Make the oatmilk base

  1. Stir together the sugar and xanthan gum in a small bowl. Combine the water and corn syrup in a small saucepan. Add the sugar mixture and immediately whisk vigorously until smooth (don't fret over a few lumps). Set the pot over medium heat and cook, stirring often and adjusting the heat if necessary, to prevent a simmer, until the sugar has fully dissolved, 3 to 5 minutes. Take the pan off the heat and let cool slightly. Add the oat milk and stir until combined.

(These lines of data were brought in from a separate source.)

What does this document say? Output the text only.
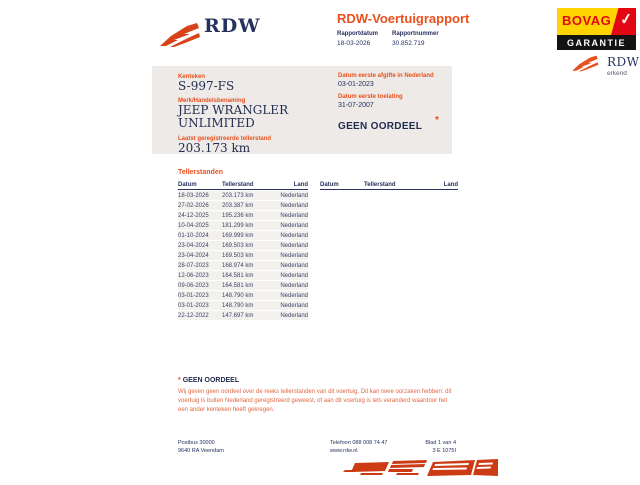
RDW	RDW-Voertuigrapport
Rapportdatum
18-03-2026
Rapportnummer
30.852.719
BOVAG ✓
GARANTIE
RDW
erkend
Kenteken
S-997-FS
Merk/Handelsbenaming
JEEP WRANGLER
UNLIMITED
Laatst geregistreerde tellerstand
203.173 km
Datum eerste afgifte in Nederland
03-01-2023
Datum eerste toelating
31-07-2007
GEEN OORDEEL
*
Tellerstanden
Datum	Tellerstand	Land
18-03-2026	203.173 km	Nederland
27-02-2026	203.387 km	Nederland
24-12-2025	195.236 km	Nederland
10-04-2025	181.299 km	Nederland
01-10-2024	169.999 km	Nederland
23-04-2024	169.503 km	Nederland
23-04-2024	169.503 km	Nederland
28-07-2023	168.974 km	Nederland
12-06-2023	164.581 km	Nederland
09-06-2023	164.581 km	Nederland
03-01-2023	148.790 km	Nederland
03-01-2023	148.790 km	Nederland
22-12-2022	147.697 km	Nederland
Datum	Tellerstand	Land
* GEEN OORDEEL
Wij geven geen oordeel over de reeks tellerstanden van dit voertuig. Dit kan twee oorzaken hebben: dit voertuig is buiten Nederland geregistreerd geweest, of aan dit voertuig is iets veranderd waardoor het een ander kenteken heeft gekregen.
Postbus 30000
9640 RA Veendam
Telefoon 088 008 74 47
www.rdw.nl
Blad 1 van 4
3 E 1075I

  2. Transfer to a container and store loosely covered in the fridge until cold, at least 4 hours or up to 2 weeks. Store in an airtight container in the freezer for up to 1 year.

Make the berry puree

  1. Preheat the oven to 350°F. Line a rimmed baking sheet with parchment paper. In a medium bowl, mix the berries and sugar to coat, then spread out onto the baking sheet. Roast the berries until the juices, stirring every 5 minutes, until the berries begin to shrivel and the juices begin to caramelize a bit on the sides of the pan, 15 to 20 minutes. Let the berries cool to room temperature.

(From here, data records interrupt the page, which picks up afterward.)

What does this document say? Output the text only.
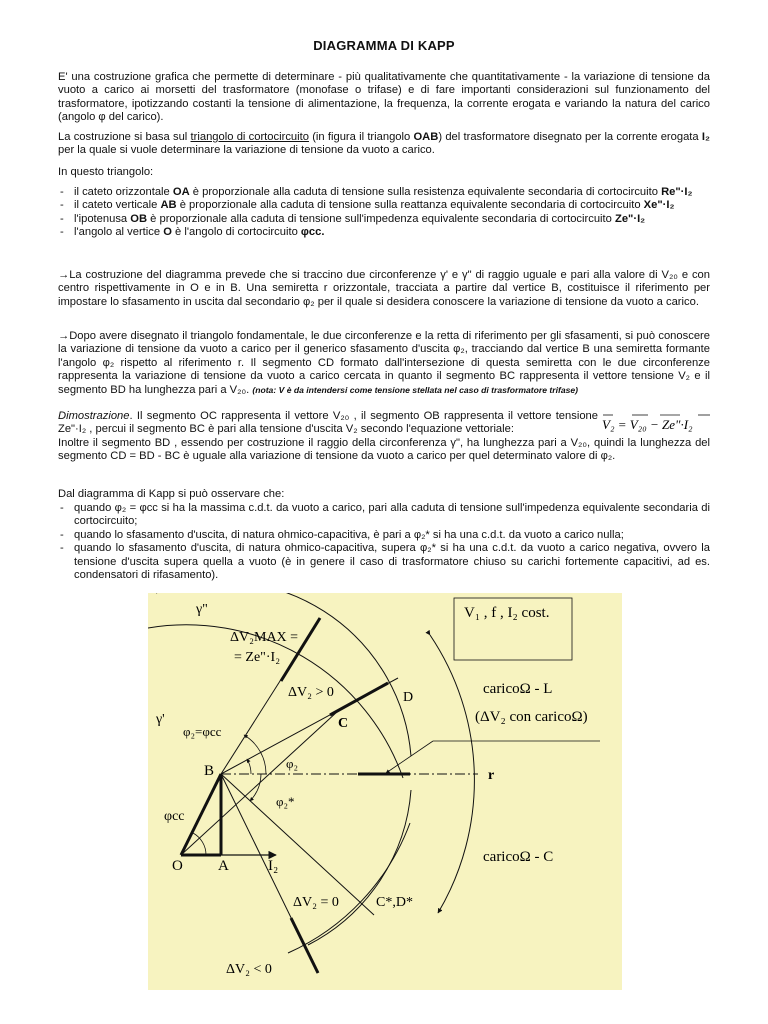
DIAGRAMMA DI KAPP

E' una costruzione grafica che permette di determinare - più qualitativamente che quantitativamente - la variazione di tensione da vuoto a carico ai morsetti del trasformatore (monofase o trifase) e di fare importanti considerazioni sul funzionamento del trasformatore, ipotizzando costanti la tensione di alimentazione, la frequenza, la corrente erogata e variando la natura del carico (angolo φ del carico).

La costruzione si basa sul triangolo di cortocircuito (in figura il triangolo OAB) del trasformatore disegnato per la corrente erogata I₂ per la quale si vuole determinare la variazione di tensione da vuoto a carico.

In questo triangolo:

- il cateto orizzontale OA è proporzionale alla caduta di tensione sulla resistenza equivalente secondaria di cortocircuito Re"·I₂
- il cateto verticale AB è proporzionale alla caduta di tensione sulla reattanza equivalente secondaria di cortocircuito Xe"·I₂
- l'ipotenusa OB è proporzionale alla caduta di tensione sull'impedenza equivalente secondaria di cortocircuito Ze"·I₂
- l'angolo al vertice O è l'angolo di cortocircuito φcc.

→La costruzione del diagramma prevede che si traccino due circonferenze γ' e γ" di raggio uguale e pari alla valore di V₂₀ e con centro rispettivamente in O e in B. Una semiretta r orizzontale, tracciata a partire dal vertice B, costituisce il riferimento per impostare lo sfasamento in uscita dal secondario φ₂ per il quale si desidera conoscere la variazione di tensione da vuoto a carico.

→Dopo avere disegnato il triangolo fondamentale, le due circonferenze e la retta di riferimento per gli sfasamenti, si può conoscere la variazione di tensione da vuoto a carico per il generico sfasamento d'uscita φ₂, tracciando dal vertice B una semiretta formante l'angolo φ₂ rispetto al riferimento r. Il segmento CD formato dall'intersezione di questa semiretta con le due circonferenze rappresenta la variazione di tensione da vuoto a carico cercata in quanto il segmento BC rappresenta il vettore tensione V₂ e il segmento BD ha lunghezza pari a V₂₀. (nota: V è da intendersi come tensione stellata nel caso di trasformatore trifase)

Dimostrazione. Il segmento OC rappresenta il vettore V₂₀ , il segmento OB rappresenta il vettore tensione Ze"·I₂ , percui il segmento BC è pari alla tensione d'uscita V₂ secondo l'equazione vettoriale:	V₂ = V₂₀ − Ze"·I₂

Inoltre il segmento BD , essendo per costruzione il raggio della circonferenza γ", ha lunghezza pari a V₂₀, quindi la lunghezza del segmento CD = BD - BC è uguale alla variazione di tensione da vuoto a carico per quel determinato valore di φ₂.

Dal diagramma di Kapp si può osservare che:

- quando φ₂ = φcc si ha la massima c.d.t. da vuoto a carico, pari alla caduta di tensione sull'impedenza equivalente secondaria di cortocircuito;
- quando lo sfasamento d'uscita, di natura ohmico-capacitiva, è pari a φ₂* si ha una c.d.t. da vuoto a carico nulla;
- quando lo sfasamento d'uscita, di natura ohmico-capacitiva, supera φ₂* si ha una c.d.t. da vuoto a carico negativa, ovvero la tensione d'uscita supera quella a vuoto (è in genere il caso di trasformatore chiuso su carichi fortemente capacitivi, ad es. condensatori di rifasamento).
V₁ , f , I₂ cost.
γ"
γ'
ΔV₂MAX =
= Ze"·I₂
ΔV₂ > 0
C
D
φ₂=φcc
φ₂
φ₂*
B
φcc
O A	I₂
r
ΔV₂ = 0	C*,D*
ΔV₂ < 0
caricoΩ - L
(ΔV₂ con caricoΩ)
caricoΩ - C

  2. Transfer the berries to a blender (or use a bowl and an immersion blender), add the malic acid, vanilla, and salt and blend until as smooth as possible. You're trying to blend all of the chunks out. The berry puree should measure about 1 cup. If desired, strain through a fine-mesh strainer to remove the seeds. Cover and refrigerate until cold, 2 or 3 hours.

  3. Pour 3 cups of the oat milk base into the berry puree. Pour into the ice cream machine and turn it on. Churn just until the mixture has the texture of pourable frozen smoothie, 25 to 35 minutes depending on the machine.

  4. Transfer the sherbet, scraping every last delicious drop from the machine, into freezer-friendly containers. Cover with parchment paper, pressing it to the surface of the sherbet so it adheres, then cover with a lid. It's ok if the parchment hangs over the rim. Store it in the coldest part of your freezer (farthest from the door) until firm, at least 6 hours. It keeps for up to 6 months.